El peligro que conlleva para un perro comer chocolate no es una leyenda urbana.

 

Aunque está muy extendida la idea de que es peligroso el chocolate para un perro, es inevitable que haya dudas sobre si se trata de una leyenda urbana o de algo demostrado científicamente. Sabiendo esto también es inimaginable que alguien sea capaz de prepararle alegremente un delicioso pastel de chocolate a su perro en su cumpleaños, pero la realidad nos dice que en las casas suele haber chocolate y que los accidentes ocurren, por eso está bien conocer cuál es el verdadero peligro de este alimento para nuestro mejor amigo.

Según estudios realizados, el auténtico peligro del chocolate está en una molécula que se encuentra en el cacao: la teobromina. Es el equivalente a la cafeína del café y resulta tóxica para el perro. Dependiendo de la cantidad, puede ser incluso mortal.

Esta sustancia también sería tóxica para las personas si no fuéramos capaces de metabolizarla rápidamente. Ése es el problema: el organismo canino no destruye la teobromina a la suficiente velocidad.

El nivel de peligro depende de dos factores: el tamaño del perro y la pureza del chocolate.

Para hacerse una idea: un cachorro de menos de un kilo tendrá problemas con una pequeña cantidad de chocolate blanco, el menos puro de los chocolates. Un perro de 11-12 kilos sufrirá taquicardias con sólo 300 gramos de chocolate oscuro de baja pureza. A ese mismo perro, sólo 250 gramos de un chocolate más puro podría matarlo.

Por tanto, el peligro del chocolate aumenta con la pureza del cacao y para evitar riesgos lo ideal es no ofrecerlo nunca al perro. Aunque te parezca imposible que alguien pueda ser feliz sin comer chocolate piensa que si él no lo ha probado nunca, jamás sabrá lo que se pierde.

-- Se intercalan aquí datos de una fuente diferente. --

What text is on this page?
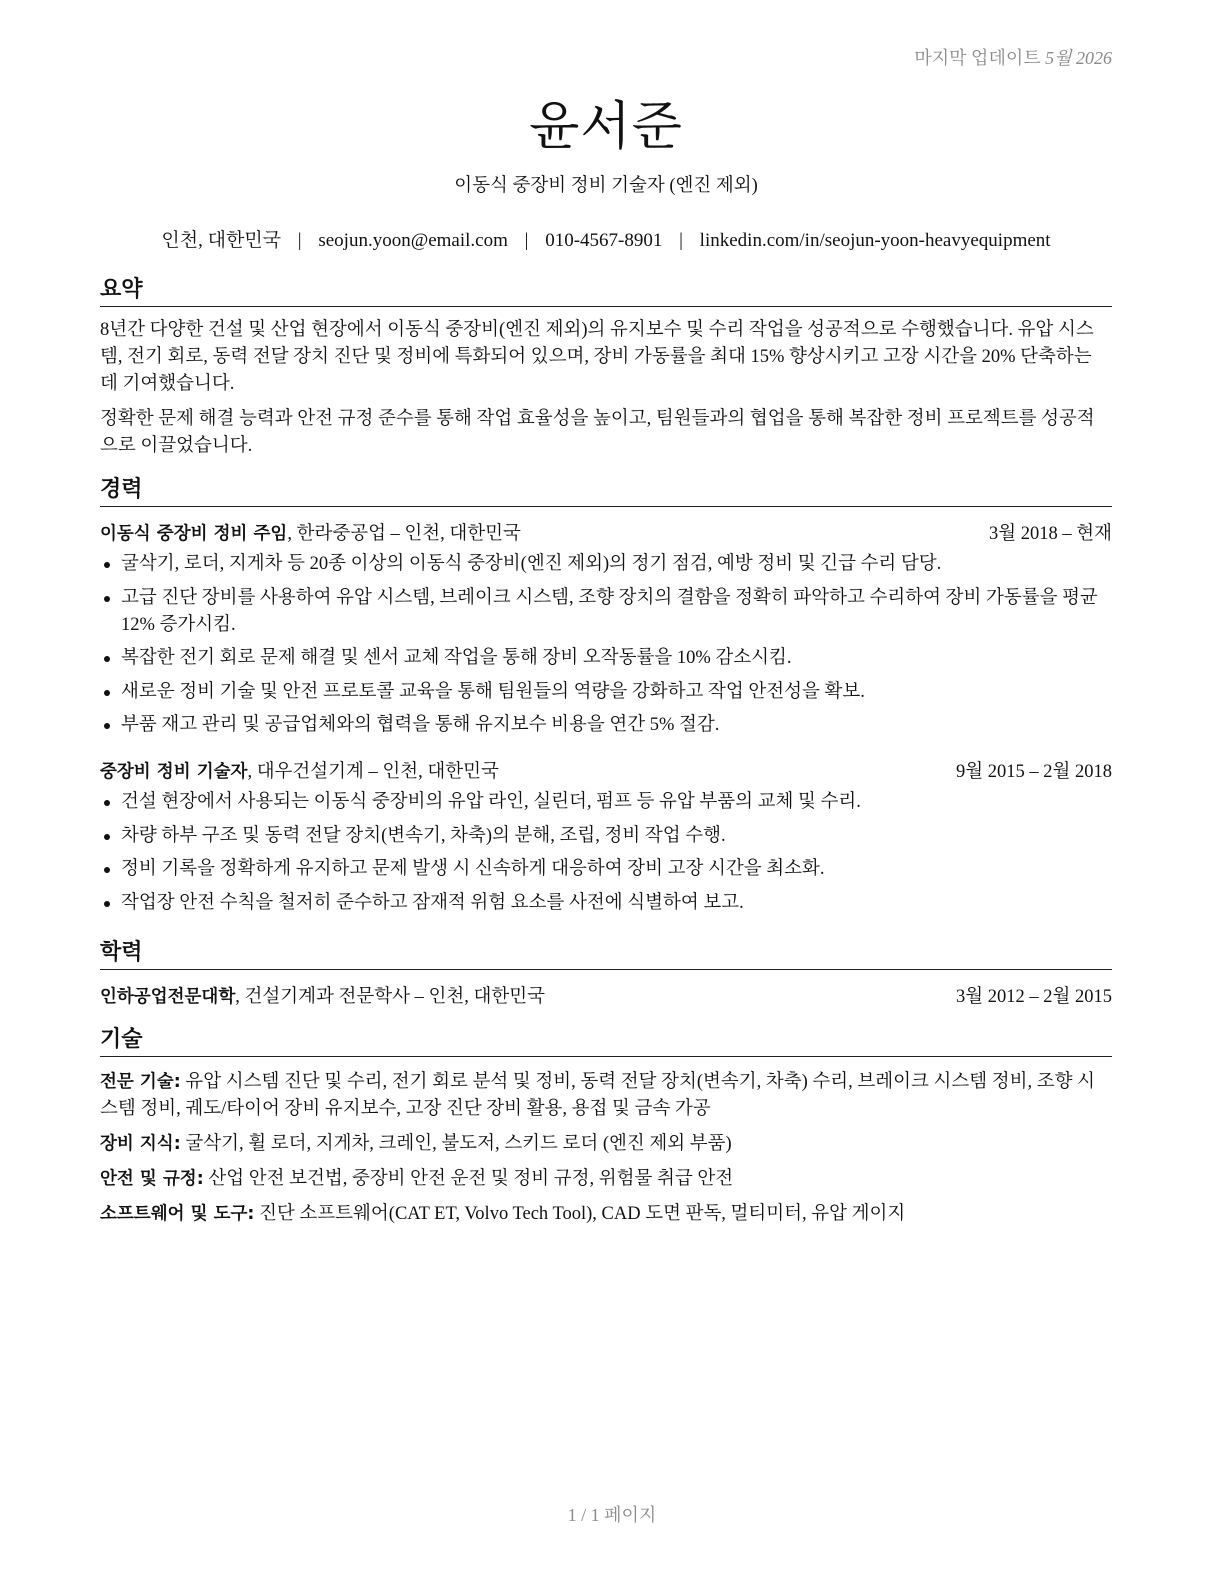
마지막 업데이트 5월 2026
윤서준
이동식 중장비 정비 기술자 (엔진 제외)
인천, 대한민국 | seojun.yoon@email.com | 010-4567-8901 | linkedin.com/in/seojun-yoon-heavyequipment
요약

8년간 다양한 건설 및 산업 현장에서 이동식 중장비(엔진 제외)의 유지보수 및 수리 작업을 성공적으로 수행했습니다. 유압 시스템, 전기 회로, 동력 전달 장치 진단 및 정비에 특화되어 있으며, 장비 가동률을 최대 15% 향상시키고 고장 시간을 20% 단축하는 데 기여했습니다.

정확한 문제 해결 능력과 안전 규정 준수를 통해 작업 효율성을 높이고, 팀원들과의 협업을 통해 복잡한 정비 프로젝트를 성공적으로 이끌었습니다.

경력
이동식 중장비 정비 주임, 한라중공업 – 인천, 대한민국	3월 2018 – 현재
굴삭기, 로더, 지게차 등 20종 이상의 이동식 중장비(엔진 제외)의 정기 점검, 예방 정비 및 긴급 수리 담당.
고급 진단 장비를 사용하여 유압 시스템, 브레이크 시스템, 조향 장치의 결함을 정확히 파악하고 수리하여 장비 가동률을 평균 12% 증가시킴.
복잡한 전기 회로 문제 해결 및 센서 교체 작업을 통해 장비 오작동률을 10% 감소시킴.
새로운 정비 기술 및 안전 프로토콜 교육을 통해 팀원들의 역량을 강화하고 작업 안전성을 확보.
부품 재고 관리 및 공급업체와의 협력을 통해 유지보수 비용을 연간 5% 절감.
중장비 정비 기술자, 대우건설기계 – 인천, 대한민국	9월 2015 – 2월 2018
건설 현장에서 사용되는 이동식 중장비의 유압 라인, 실린더, 펌프 등 유압 부품의 교체 및 수리.
차량 하부 구조 및 동력 전달 장치(변속기, 차축)의 분해, 조립, 정비 작업 수행.
정비 기록을 정확하게 유지하고 문제 발생 시 신속하게 대응하여 장비 고장 시간을 최소화.
작업장 안전 수칙을 철저히 준수하고 잠재적 위험 요소를 사전에 식별하여 보고.
학력
인하공업전문대학, 건설기계과 전문학사 – 인천, 대한민국	3월 2012 – 2월 2015
기술
전문 기술: 유압 시스템 진단 및 수리, 전기 회로 분석 및 정비, 동력 전달 장치(변속기, 차축) 수리, 브레이크 시스템 정비, 조향 시스템 정비, 궤도/타이어 장비 유지보수, 고장 진단 장비 활용, 용접 및 금속 가공
장비 지식: 굴삭기, 휠 로더, 지게차, 크레인, 불도저, 스키드 로더 (엔진 제외 부품)
안전 및 규정: 산업 안전 보건법, 중장비 안전 운전 및 정비 규정, 위험물 취급 안전
소프트웨어 및 도구: 진단 소프트웨어(CAT ET, Volvo Tech Tool), CAD 도면 판독, 멀티미터, 유압 게이지
1 / 1 페이지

Pero si lo ingiere accidentalmente, lo primero es advertirlo. La principal señal de intoxicación por chocolate son los vómitos y las diarreas. También conviene aprender a tomarle el pulso porque cuanto mayor es la intoxicación por cacao más le aumentarán los latidos del corazón. Los temblores son otro posible síntoma.

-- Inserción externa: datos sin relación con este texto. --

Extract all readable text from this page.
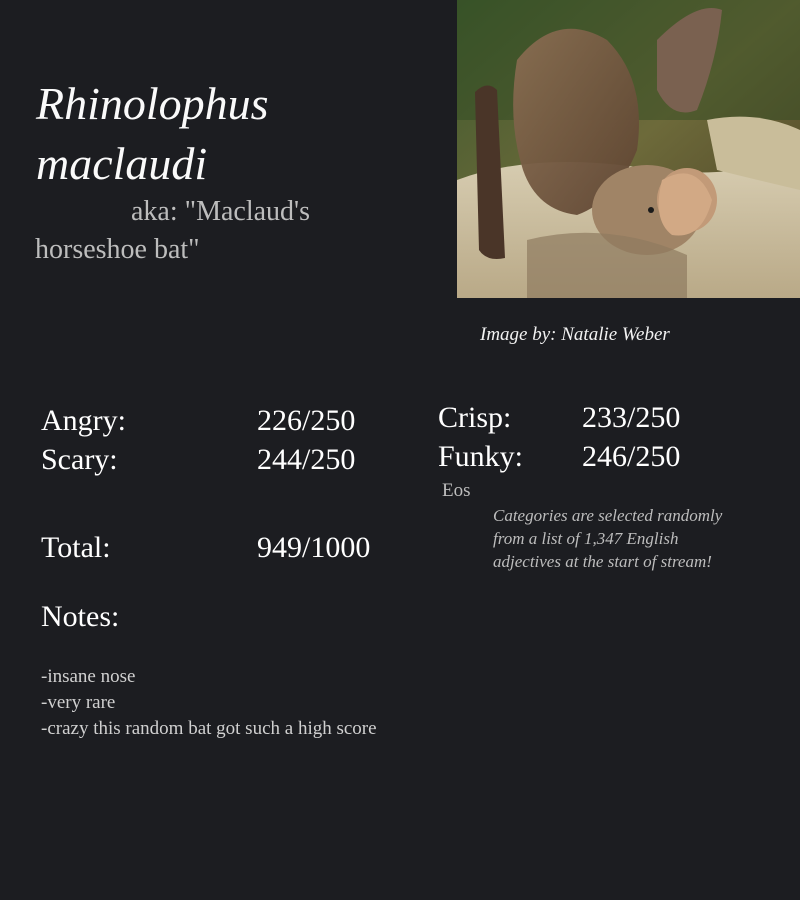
Rhinolophus
maclaudi
aka: "Maclaud's horseshoe bat"
Image by: Natalie Weber
Angry:	226/250
Scary:	244/250
Crisp: 233/250
Funky: 246/250
Eos
Total:	949/1000
Categories are selected randomly from a list of 1,347 English adjectives at the start of stream!
Notes:
-insane nose
-very rare
-crazy this random bat got such a high score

No existe antídoto para la teobromina por lo que la única opción pasa por provocarle el vómito al perro. Hay mucha literatura en internet sobre cómo provocarle el vómito pero al ser una cuestión tan delicada, lo mejor es acudir al veterinario. Él decidirá si es suficiente el vómito o si necesita un lavado gástrico.

Es difícil aceptar que algo tan rico y estimulante para nosotros resulte fatal para nuestro mejor amigo. Hay quien opina que todo esto es una exageración, incluso son capaces de compartir un helado de chocolate con su mascota. Yo soy de las que no les gusta el riesgo innecesario, mucho menos si afecta a la salud de un animal. Así que en mi casa, nada de chocolate. Con el tiempo, mi perra y mi línea lo agradecerán.